Australia Opens Door for Abortion Pill Approval

Australia’s parliament paved the way for approval of the controversial abortion inducing drug RU-486 after a strong voice vote by a majority of members.

The Thursday vote in Canberra by the House of Representatives shifted authority over the drug from abortion opponent Tony Abbott, the Australian health minister, giving it to the Therapeutic Goods Administration regulatory agency that will conduct research on the safety and efficacy of the drug.

Abbott, who is a conservative Roman Catholic, had previously warned against high abortion rates in Australia. Australian Prime Minister John Howard had also opposed shifting control away from the health minister.

The author of the bill to transfer authority, Sen. Lyn Allison of Victoria, called the approval a “winner” for women, their families and the legislature.

Before Thursday's vote, the Senate had voted to approve transfer of authority by a 45-28 vote, which was preceded by a 95-50 vote in the House.

American advocacy groups had also attempted to influence the debate in Australia by submitting documents in support of their positions, according to the Associated Press.

Groups supporting abortion rights such as the Association of Reproductive Health Professionals and the Feminist Majority Foundation submitted documents stating that the drug was safe.

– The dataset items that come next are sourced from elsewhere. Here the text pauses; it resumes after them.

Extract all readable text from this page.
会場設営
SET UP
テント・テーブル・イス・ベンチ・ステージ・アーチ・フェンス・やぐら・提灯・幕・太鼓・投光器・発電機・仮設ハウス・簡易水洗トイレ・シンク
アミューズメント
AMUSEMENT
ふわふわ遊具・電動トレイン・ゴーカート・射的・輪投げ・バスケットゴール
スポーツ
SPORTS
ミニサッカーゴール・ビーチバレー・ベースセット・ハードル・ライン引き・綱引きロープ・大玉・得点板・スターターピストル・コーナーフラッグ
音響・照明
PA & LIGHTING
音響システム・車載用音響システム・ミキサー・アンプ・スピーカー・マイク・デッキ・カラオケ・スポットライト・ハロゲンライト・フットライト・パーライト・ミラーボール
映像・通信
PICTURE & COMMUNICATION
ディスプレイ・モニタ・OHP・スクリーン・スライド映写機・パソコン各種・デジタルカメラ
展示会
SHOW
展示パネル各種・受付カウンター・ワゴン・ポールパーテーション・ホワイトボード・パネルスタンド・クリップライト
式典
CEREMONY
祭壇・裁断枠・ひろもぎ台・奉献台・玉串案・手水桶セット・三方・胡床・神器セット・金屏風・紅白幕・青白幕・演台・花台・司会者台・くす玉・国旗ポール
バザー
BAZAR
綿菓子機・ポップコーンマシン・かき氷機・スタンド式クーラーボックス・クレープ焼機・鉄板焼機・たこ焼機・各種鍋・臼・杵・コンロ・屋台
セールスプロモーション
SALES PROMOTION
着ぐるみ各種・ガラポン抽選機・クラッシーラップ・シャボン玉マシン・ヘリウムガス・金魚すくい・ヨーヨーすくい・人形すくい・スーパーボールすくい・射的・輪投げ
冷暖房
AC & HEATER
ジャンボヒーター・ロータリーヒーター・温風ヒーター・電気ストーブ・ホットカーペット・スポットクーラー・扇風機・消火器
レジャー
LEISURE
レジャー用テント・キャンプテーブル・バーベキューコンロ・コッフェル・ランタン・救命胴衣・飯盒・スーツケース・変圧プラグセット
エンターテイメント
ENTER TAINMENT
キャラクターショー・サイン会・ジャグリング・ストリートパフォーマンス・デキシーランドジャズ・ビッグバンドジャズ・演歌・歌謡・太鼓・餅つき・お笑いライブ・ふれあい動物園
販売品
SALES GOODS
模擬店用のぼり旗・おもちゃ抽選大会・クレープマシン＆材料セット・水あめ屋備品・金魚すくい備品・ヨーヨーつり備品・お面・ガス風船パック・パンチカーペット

Anti-abortion groups including the American Association of Pro-Life Obstetricians and Gynecologists and the Family Research Council, on the other hand, entered submissions describing the deaths of four American women and one Canadian after using the drug.

In the United States, where the drug is already available, the debate is whether to take the drug off the market, following concerns about the safety of the drug. For the past several years, conservative lawmakers and advocacy groups have been attempting to pass “Holly’s Law,” named after 18-year old Holly Patterson who died a week after taking the drug. The law would force drug to be removed from the market place to be reviewed.

Supporters of the review say that hundreds of adverse reactions to the drug have been reported among the more than 400,000 doses that have been distributed to abortion providers.

The U.S. Food and Drug Administration has not yet determined if the drug was directly responsible for reported deaths.